Дождь, широкий и мощный, полгода обходивший этот иссушенный край, внезапно хлынул с неба, и когда за тучами погас последний луч солнца, лицо Нины продолжало светиться каким-то таинственным сиянием – так по ночам, прикасаясь к ее телу, я думал, что оно излучает собственный теплый свет.
– Кончилось это страшное лето! – В ее глазах были слезы или капли, брызжущие через открытое окно. – Какое счастье!
И я не решился сказать ей о письме, которое получил сегодня, не мог омрачить этот ее радостный порыв, потому что она была моим солнцем, и она была моим дождем…
Я вспомнил это темной глухой ночью, ворочаясь без сна на жесткой казарменной койке. Нина побледнела, узнав, наконец, о повестке в армию. Должно быть, в мыслях ее возник образ моего отца, погибшего в стычке с чеченцами: для Нины они ничем не отличались от тех, что подстерегали меня здесь.
Ее страх невольно передался мне, я накричал на нее, а потом извинялся долго и основательно – благо было чем. И сейчас, засыпая, я думал о ее губах, груди, бедрах и о том, как странно говорят о ночи – глухая…
Отряд подняли с первыми всполохами зари, но Шломо, тощий йеменец с кипой на кудрявой голове уже ждал нас, держа закопченный кофейник над маленьким зыбким костром. Так исполнял он свою ежедневную мицву перед людьми и Богом, который, наверно, воздаст ему за этот ароматный глоток кофе холодным утром.
Появился самал, черный, полуголый, казавшийся в тусклом свете фонаря сбитым из простых геометрических фигур – круглая голова, треугольный нос, квадратные плечи. Окинув всех снулым еще взглядом, он произнес как заклинание:
– Авиноам!
– Мефакед? – вышел вперед рабат, грузный, приземистый и всегда хитро улыбающийся.
– Я вижу, без меня к нам новенького определили.
– Вчера прибыл. Парень исправный. Не то, что некоторые. Верно, Иоси?
– Иоси, Иосале! – повторяли на разные лады солдаты.
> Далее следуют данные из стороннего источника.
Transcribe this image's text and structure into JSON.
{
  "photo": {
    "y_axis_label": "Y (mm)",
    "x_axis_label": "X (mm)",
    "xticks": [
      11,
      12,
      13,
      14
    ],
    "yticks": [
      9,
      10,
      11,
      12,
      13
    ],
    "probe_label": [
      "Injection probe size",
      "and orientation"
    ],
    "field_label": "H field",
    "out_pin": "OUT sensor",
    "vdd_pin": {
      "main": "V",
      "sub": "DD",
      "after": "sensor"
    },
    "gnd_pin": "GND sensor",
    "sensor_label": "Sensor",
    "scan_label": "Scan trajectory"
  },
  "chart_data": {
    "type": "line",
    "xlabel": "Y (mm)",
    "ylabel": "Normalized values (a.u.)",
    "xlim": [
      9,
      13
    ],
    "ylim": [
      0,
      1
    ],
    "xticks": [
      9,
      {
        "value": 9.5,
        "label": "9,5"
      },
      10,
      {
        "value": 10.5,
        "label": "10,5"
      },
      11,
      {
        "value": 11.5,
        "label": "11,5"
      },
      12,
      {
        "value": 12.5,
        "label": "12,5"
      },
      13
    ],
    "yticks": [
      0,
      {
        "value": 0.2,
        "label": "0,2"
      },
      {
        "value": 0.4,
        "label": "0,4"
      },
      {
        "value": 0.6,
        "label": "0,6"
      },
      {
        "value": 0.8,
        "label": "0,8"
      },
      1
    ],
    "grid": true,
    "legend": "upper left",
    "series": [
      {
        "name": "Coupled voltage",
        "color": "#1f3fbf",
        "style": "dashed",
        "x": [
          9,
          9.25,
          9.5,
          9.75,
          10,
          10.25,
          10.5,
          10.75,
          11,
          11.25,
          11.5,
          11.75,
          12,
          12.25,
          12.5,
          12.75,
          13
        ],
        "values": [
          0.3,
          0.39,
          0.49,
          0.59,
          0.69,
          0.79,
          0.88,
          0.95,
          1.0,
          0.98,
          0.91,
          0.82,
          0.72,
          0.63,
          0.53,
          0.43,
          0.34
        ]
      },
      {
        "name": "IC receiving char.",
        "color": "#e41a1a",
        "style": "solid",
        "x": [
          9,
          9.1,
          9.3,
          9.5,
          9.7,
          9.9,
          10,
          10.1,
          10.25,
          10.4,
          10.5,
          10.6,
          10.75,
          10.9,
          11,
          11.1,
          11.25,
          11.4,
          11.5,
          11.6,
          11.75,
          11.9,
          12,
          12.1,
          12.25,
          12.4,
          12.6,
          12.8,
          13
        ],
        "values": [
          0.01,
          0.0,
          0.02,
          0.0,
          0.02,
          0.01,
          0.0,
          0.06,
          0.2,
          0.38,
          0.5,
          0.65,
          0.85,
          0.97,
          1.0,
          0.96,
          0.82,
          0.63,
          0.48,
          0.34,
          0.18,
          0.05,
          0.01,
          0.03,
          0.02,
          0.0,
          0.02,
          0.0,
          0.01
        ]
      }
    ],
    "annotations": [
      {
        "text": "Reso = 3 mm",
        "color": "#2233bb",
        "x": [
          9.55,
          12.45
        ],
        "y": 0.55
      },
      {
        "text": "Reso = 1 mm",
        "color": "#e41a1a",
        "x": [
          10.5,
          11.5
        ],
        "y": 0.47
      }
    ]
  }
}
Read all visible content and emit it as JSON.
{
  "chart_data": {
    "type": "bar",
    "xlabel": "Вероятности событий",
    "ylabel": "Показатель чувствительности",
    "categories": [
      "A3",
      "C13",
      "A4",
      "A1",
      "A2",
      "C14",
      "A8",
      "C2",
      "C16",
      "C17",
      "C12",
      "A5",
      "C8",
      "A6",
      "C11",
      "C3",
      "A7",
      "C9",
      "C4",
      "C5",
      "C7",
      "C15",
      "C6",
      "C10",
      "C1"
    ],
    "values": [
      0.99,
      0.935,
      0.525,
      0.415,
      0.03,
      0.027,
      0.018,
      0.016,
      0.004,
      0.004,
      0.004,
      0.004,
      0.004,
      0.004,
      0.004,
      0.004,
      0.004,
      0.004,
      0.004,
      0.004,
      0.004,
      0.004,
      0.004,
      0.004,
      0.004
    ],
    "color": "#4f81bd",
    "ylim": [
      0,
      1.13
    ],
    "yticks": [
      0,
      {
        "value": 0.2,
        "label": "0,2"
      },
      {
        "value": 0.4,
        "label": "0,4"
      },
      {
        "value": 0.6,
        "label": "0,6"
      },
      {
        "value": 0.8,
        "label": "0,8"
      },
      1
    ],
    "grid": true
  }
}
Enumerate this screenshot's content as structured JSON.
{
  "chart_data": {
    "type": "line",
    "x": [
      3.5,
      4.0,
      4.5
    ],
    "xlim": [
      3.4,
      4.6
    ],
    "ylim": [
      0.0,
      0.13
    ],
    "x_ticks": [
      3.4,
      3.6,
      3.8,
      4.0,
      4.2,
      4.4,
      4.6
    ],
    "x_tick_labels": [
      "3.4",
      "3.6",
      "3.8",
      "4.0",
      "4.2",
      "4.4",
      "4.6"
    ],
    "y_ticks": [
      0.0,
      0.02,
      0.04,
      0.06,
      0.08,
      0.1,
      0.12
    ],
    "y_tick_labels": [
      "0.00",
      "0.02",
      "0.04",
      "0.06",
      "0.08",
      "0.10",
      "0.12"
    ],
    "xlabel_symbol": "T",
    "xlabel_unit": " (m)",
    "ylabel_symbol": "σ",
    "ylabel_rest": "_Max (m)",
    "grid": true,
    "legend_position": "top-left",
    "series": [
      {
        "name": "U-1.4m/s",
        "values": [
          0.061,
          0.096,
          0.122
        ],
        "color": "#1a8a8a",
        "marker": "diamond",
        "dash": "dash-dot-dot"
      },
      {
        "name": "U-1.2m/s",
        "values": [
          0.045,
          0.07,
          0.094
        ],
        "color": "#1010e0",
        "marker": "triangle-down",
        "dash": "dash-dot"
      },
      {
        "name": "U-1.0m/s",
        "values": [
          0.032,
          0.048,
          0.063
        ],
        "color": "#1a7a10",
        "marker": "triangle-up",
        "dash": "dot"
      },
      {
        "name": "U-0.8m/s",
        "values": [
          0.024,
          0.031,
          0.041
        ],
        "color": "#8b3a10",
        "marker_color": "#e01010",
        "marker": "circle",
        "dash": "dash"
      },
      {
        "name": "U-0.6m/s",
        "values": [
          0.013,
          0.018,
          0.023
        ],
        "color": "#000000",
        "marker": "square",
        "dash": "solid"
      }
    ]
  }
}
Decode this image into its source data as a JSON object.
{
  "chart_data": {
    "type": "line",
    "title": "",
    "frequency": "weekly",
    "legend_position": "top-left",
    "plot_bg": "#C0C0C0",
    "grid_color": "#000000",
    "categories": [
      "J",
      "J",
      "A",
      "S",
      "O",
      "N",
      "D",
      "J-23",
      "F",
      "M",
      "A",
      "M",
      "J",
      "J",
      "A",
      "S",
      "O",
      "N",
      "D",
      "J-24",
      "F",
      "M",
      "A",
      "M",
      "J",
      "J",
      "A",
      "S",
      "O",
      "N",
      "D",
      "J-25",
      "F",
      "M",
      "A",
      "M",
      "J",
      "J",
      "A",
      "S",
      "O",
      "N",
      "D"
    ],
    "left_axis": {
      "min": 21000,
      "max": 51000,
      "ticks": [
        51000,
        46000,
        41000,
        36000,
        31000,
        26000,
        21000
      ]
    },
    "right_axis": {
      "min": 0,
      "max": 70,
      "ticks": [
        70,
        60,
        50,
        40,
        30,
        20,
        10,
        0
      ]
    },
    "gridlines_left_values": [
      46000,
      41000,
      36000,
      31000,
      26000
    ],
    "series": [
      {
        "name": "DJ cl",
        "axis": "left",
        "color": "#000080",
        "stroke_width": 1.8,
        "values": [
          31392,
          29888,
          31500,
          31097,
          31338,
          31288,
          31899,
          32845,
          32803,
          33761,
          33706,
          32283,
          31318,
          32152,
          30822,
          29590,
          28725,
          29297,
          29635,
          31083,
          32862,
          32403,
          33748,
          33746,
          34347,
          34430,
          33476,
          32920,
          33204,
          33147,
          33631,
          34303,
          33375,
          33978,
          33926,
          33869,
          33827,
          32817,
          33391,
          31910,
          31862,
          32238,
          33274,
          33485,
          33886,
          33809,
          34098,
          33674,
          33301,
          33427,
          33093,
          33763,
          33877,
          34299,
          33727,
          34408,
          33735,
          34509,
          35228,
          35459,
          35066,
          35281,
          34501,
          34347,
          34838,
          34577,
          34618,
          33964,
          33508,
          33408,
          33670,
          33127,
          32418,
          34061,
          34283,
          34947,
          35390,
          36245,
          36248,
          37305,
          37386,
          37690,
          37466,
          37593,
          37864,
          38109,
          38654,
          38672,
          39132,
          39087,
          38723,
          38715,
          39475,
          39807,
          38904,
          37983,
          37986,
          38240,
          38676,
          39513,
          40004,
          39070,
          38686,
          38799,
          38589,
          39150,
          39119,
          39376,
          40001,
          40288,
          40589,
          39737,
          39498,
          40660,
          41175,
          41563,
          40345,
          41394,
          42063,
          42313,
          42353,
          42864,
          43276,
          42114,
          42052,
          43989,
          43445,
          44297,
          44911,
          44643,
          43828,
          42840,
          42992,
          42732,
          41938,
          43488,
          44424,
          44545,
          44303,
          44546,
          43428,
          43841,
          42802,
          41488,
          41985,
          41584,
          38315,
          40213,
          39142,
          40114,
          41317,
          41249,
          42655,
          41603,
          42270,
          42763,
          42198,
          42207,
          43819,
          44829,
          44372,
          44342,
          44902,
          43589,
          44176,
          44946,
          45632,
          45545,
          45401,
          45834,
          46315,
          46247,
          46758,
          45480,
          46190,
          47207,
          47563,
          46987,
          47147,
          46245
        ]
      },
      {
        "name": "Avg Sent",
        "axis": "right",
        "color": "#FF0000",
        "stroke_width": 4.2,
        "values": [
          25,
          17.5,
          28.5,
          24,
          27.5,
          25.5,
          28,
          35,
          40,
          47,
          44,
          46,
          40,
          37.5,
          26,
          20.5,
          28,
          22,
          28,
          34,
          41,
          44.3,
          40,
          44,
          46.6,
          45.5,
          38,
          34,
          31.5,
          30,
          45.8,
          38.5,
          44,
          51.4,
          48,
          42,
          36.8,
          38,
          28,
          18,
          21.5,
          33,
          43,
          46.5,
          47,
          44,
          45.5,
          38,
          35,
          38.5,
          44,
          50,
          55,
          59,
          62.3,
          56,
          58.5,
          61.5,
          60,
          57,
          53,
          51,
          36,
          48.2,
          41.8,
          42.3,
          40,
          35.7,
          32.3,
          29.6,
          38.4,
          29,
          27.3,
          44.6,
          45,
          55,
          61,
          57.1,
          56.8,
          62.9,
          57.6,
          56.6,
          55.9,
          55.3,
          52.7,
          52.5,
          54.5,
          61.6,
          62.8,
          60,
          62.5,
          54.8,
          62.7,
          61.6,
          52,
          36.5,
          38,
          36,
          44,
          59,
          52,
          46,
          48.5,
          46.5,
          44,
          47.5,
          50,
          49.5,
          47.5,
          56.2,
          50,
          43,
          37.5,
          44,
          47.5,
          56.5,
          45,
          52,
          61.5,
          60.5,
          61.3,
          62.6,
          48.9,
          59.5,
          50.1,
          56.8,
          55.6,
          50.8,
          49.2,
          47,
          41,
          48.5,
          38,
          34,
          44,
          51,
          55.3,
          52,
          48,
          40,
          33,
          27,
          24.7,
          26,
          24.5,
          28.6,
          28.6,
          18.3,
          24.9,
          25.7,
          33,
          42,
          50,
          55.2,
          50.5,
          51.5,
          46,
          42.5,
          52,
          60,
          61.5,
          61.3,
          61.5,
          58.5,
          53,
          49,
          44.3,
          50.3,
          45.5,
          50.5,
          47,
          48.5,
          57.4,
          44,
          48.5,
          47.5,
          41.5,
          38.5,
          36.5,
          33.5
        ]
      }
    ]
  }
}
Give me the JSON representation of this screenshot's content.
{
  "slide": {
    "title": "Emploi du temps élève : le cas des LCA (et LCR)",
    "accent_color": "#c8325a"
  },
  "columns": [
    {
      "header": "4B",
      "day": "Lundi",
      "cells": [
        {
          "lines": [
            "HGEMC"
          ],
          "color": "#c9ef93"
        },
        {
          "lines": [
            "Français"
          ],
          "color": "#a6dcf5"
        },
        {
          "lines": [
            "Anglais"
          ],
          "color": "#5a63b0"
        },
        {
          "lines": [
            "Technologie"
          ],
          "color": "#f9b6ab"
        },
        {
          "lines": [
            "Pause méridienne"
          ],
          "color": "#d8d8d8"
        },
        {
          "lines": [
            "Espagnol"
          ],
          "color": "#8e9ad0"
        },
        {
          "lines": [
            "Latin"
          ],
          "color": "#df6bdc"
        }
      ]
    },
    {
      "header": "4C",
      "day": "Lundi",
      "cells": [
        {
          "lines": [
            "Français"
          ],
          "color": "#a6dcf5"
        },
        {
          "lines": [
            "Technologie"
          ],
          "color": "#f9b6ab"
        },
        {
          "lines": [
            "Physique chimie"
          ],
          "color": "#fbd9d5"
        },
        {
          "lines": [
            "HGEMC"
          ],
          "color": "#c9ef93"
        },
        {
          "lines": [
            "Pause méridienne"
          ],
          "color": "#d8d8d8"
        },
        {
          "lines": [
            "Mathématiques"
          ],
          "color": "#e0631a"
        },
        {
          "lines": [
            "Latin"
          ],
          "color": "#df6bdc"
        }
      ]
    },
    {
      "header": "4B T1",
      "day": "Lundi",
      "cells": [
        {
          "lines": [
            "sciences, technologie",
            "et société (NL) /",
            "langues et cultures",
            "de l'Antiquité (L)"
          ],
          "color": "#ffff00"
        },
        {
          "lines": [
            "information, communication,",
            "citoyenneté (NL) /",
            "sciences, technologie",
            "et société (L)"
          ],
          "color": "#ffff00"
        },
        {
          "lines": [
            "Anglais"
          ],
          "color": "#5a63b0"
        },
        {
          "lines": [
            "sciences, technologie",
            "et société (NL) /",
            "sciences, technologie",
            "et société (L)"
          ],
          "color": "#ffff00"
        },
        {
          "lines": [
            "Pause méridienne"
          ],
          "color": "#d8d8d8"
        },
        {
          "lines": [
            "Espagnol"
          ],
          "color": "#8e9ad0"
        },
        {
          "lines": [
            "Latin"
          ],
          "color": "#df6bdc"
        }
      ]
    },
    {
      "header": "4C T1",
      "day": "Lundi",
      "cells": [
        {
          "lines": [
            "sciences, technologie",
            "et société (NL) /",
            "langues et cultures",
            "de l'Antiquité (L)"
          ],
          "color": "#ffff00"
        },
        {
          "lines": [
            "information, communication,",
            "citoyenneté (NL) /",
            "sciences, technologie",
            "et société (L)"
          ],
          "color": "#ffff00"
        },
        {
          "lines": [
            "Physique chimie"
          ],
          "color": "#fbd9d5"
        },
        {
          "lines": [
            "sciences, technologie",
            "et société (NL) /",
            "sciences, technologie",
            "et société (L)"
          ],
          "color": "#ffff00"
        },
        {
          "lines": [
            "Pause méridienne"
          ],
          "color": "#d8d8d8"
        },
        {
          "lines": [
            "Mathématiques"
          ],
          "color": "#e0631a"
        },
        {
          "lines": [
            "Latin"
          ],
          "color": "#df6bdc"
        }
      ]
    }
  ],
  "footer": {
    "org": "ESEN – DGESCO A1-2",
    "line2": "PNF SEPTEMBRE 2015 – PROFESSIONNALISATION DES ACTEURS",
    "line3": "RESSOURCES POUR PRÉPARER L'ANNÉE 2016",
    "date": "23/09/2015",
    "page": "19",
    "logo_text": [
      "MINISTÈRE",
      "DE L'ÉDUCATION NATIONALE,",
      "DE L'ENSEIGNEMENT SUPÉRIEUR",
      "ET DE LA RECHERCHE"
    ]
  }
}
Я уже знал, что у нас, как во всякой уважающей себя части, есть мишень для грубого мужского юмора – рыжий малый с жалкой сморщенной физиономией еврея из штетла.
– Отставить это! – прервал общее веселье самал. Изящным жестом, какой трудно было ожидать от его тяжелой руки, он принял чашечку, пригубил и застонал, разнежась. Это, должно быть, придало ему силу воли взглянуть на меня:
– Имя?
Моя скрежещущая ашкеназийская фамилия произвела на него сильное впечатление. Он усмехнулся:
– Рабат, ну как ты будешь звать нового бойца?
Еле вырвав из себя первые звуки, Авиноам к концу стал задыхаться, чем привел начальство в отличное расположение духа. Глаза его снова обратились ко мне:
– Хуялта?
На это раз сконфузился я. Стоящий рядом Иоси подсказал:
– От ивритского “хаял”, в смысле полностью ли ты экипирован.
– Да, мефакед!
– Хорошо, Жреб-кор-ски, – тоже не без труда произнес самал, вызвав сочувственный смех подчиненных.
– Молчать! Вы лучше представьте себе, как звучат для русского ваши собственные фамилии: Эльбас, Молхо, Кадури, – командир исчез за дверью, очевидно, чтобы одеться, но, и невидимый, продолжал журить своих солдат, – Зилха, Элиа, Марьюма! Жалкая деревенщина, вы не способны понять культурного человека, как это, има шело – Жебер – Чебер, – он запнулся и вдруг мы услышали его громоподобный хохот, охотно поддержанный с этой стороны. Наконец, самал предстал перед нами, и я не узнал его. Затянутый под самую селезенку видавшим виды ремнем, холодно блестя безволосым черепом и вбитой, казалось, в мощную грудь планкой боевых наград, он был готов к любым передрягам, и голос его не предвещал ничего хорошего:
– Через полчаса выступаем. Сейчас – в столовую, пятнадцать минут на завтрак. Напоминаю: из строя не выходить.
– Можно, я пойду с тобой? – робко попросил Иоси. – Ребята все время пристают.